If you are upset that some of your favorite broadcast TV shows are going on hiatus — yes, Walking Dead fans, I can relate — well, never fear, Bee & Puppycat are here.

New episodes of the popular YouTube animated series have started to arrive on Channel Frederator's Cartoon Hangover, an ad-supported online network.

Since its arrival last year, the unique animated short series has collected quite a following. More than 10 million have watched either the full 10-minute pilot, or the original two episodes that hit Cartoon Hangover in July 2013 and August 2013 before being combined into one video.

Then Frederator Studios head Fred Seibert — a veteran of MTV and Hanna Barbera — decided to go to Kickstarter and ask for the bulk of the funding for a full season of episodes.

"We didn't have $1 million or so to make a season.
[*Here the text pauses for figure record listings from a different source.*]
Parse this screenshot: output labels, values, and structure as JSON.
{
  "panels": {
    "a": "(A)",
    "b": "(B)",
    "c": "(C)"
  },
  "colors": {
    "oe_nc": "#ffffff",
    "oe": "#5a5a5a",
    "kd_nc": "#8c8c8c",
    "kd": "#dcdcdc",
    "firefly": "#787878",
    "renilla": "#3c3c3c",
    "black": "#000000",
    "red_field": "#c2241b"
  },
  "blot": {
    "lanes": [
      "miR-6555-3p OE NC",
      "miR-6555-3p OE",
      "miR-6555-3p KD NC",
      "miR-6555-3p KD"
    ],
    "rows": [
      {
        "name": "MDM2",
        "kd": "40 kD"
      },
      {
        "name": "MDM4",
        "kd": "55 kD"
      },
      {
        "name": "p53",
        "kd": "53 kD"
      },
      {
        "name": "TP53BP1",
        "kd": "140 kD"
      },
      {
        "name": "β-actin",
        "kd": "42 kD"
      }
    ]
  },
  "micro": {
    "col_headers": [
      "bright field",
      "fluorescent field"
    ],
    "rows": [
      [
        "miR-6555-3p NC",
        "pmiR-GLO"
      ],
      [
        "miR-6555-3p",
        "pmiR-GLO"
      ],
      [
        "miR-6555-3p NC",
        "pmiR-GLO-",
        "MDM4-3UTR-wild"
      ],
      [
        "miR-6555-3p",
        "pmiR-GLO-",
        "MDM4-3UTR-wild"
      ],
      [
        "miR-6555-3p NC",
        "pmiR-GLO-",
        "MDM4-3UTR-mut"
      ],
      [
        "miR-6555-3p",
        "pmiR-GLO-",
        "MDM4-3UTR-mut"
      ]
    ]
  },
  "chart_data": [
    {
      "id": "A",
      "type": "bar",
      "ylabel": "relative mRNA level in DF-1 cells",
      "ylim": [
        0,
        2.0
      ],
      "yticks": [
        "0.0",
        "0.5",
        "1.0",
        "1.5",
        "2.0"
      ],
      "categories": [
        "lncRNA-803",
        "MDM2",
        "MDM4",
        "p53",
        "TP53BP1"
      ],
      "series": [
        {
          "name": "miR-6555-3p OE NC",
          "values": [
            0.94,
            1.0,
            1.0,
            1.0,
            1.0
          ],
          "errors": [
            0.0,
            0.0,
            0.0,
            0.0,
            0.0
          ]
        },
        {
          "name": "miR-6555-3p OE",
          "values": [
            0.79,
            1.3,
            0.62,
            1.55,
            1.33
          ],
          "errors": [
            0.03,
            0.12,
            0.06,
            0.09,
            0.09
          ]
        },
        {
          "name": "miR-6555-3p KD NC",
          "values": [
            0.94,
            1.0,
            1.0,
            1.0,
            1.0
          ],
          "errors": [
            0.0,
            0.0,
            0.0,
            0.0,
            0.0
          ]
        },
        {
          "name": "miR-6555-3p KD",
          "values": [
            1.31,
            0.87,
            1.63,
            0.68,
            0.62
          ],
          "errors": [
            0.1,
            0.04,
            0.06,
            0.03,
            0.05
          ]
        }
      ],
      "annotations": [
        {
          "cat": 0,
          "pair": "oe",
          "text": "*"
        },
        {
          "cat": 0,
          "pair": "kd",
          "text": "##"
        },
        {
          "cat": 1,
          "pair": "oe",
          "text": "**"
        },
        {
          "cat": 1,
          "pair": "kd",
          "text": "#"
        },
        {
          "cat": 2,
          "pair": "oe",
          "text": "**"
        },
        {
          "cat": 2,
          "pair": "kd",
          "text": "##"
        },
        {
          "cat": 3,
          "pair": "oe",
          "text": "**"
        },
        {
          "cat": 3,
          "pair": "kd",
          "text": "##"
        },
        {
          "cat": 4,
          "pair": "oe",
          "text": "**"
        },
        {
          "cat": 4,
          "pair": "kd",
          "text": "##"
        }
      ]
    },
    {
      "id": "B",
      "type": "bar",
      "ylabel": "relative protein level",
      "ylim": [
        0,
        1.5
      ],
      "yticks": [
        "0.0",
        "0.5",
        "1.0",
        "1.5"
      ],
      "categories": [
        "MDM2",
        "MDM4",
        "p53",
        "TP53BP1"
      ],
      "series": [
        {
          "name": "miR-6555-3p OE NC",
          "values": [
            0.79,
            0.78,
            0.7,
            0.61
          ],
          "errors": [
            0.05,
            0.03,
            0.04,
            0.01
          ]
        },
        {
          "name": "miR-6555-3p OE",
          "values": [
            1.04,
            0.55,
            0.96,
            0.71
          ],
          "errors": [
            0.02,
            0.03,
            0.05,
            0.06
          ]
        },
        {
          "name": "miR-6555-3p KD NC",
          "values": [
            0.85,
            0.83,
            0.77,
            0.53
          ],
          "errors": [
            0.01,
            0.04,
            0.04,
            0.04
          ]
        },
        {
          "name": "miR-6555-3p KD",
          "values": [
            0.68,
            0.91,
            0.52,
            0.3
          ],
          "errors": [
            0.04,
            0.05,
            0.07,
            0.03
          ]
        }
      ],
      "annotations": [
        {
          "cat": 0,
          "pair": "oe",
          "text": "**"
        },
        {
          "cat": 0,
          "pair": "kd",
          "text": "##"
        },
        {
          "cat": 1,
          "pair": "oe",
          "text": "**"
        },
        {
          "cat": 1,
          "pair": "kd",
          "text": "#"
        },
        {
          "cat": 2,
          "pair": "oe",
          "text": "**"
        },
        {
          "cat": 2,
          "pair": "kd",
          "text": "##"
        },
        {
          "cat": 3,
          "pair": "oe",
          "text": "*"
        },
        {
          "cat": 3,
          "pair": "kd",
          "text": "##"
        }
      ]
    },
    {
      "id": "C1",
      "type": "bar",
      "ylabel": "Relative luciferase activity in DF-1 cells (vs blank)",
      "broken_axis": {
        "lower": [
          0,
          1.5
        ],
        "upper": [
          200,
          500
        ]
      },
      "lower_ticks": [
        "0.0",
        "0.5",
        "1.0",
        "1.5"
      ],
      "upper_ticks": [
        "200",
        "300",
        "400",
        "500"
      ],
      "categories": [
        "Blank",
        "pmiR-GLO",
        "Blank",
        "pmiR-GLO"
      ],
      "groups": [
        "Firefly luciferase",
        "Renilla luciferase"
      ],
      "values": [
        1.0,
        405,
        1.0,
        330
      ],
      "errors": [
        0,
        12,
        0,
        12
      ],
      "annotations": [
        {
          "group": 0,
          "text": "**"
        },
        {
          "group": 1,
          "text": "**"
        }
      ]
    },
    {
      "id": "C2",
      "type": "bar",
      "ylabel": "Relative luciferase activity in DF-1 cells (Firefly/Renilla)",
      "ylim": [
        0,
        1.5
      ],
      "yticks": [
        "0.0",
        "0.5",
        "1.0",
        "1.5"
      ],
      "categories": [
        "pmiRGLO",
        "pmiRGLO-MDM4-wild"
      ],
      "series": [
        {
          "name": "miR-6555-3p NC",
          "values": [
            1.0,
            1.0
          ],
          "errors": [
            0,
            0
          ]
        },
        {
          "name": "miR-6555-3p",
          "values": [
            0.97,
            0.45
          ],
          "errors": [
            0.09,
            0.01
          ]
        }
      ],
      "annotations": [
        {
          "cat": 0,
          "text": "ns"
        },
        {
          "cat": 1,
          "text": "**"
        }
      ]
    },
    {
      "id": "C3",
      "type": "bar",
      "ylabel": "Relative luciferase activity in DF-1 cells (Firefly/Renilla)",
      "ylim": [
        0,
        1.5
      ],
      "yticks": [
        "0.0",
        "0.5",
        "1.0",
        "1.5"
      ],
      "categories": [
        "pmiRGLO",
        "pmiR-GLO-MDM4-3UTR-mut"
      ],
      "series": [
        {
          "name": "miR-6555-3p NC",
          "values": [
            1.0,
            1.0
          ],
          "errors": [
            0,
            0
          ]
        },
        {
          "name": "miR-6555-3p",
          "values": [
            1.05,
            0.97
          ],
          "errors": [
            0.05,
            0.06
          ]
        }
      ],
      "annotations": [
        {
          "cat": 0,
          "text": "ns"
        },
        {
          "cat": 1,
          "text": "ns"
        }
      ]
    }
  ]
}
For the Web, it is a relatively expensive show. It is finely tuned animation, detailed production and complex on a lot of levels," Seibert said in an interview recently. "As a production company, we had been trying to sell female-based animation for teens and young adult women for ten to 15 years and gotten the cold shoulder from traditional media. Clearly the audience is ahead of media companies, so we thought why don't we go out to Kickstarter and make the appeal."

The result? Just the biggest animation funding success in Kickstarter history — nearly $900,000 — and one of the top-funded film projects ever on the site.

It took a year, but the first two new Bee & Puppycat episodes debuted on Nov. 6. Episode three landed last week and episode 4 is expected sometime in the next two weeks. Six more are in the works and will appear beginning in early 2015.

Bee & Puppycat comes from good cartoon stock. The series is the brainchild of Natasha Allegri, a former artist on the Cartoon Network show Adventure Time.

The twentysomething artist lists her influences for Bee & Puppycat as the Sailor Moon manga and anime series and the Superbook Bible time-travel series in an interview posted on Channel Frederator.

A scene from the online animated series 'Bee & Puppycat.'

In the pilot episode, the magical Puppycat literally falls out of the sky and lands on Bee, an unemployed young woman. She takes Puppycat home and they subsequently go on interstellar temporary jobs, among them babysitting a giant fish and fertilizing a funky space farm.

The new episode, based on the sneak peek, involves a visit to the beach and an overflowing toilet. "The voice Natasha brings to the filmmaking, the combination of almost mundane reality and an extreme magical fantasy, is what makes it hearteningly appealing," Seibert said.

The success of online video has given Allegri, and others like her, a platform, he says. "When we went from broadcast to cable, that is the only way we would have gotten Dora the Explorer or Beavis & Butt-head or Adventure Time," said Seibert, who started Cartoon Hangover as part of YouTube's original channels effort in 2012.

"The same thing is happening in online video. It has changed the very creative nature of what it is that creative people want to create and what it is people want to see. Without online video wouldn't be seeing anything from Simon's Cat to Dick Figuresto Bee & Puppycat," he said. "Literally the medium itself has changed the inspiration of the creators and opened up avenues to the audiences that they only could have imagined in the recesses of their minds."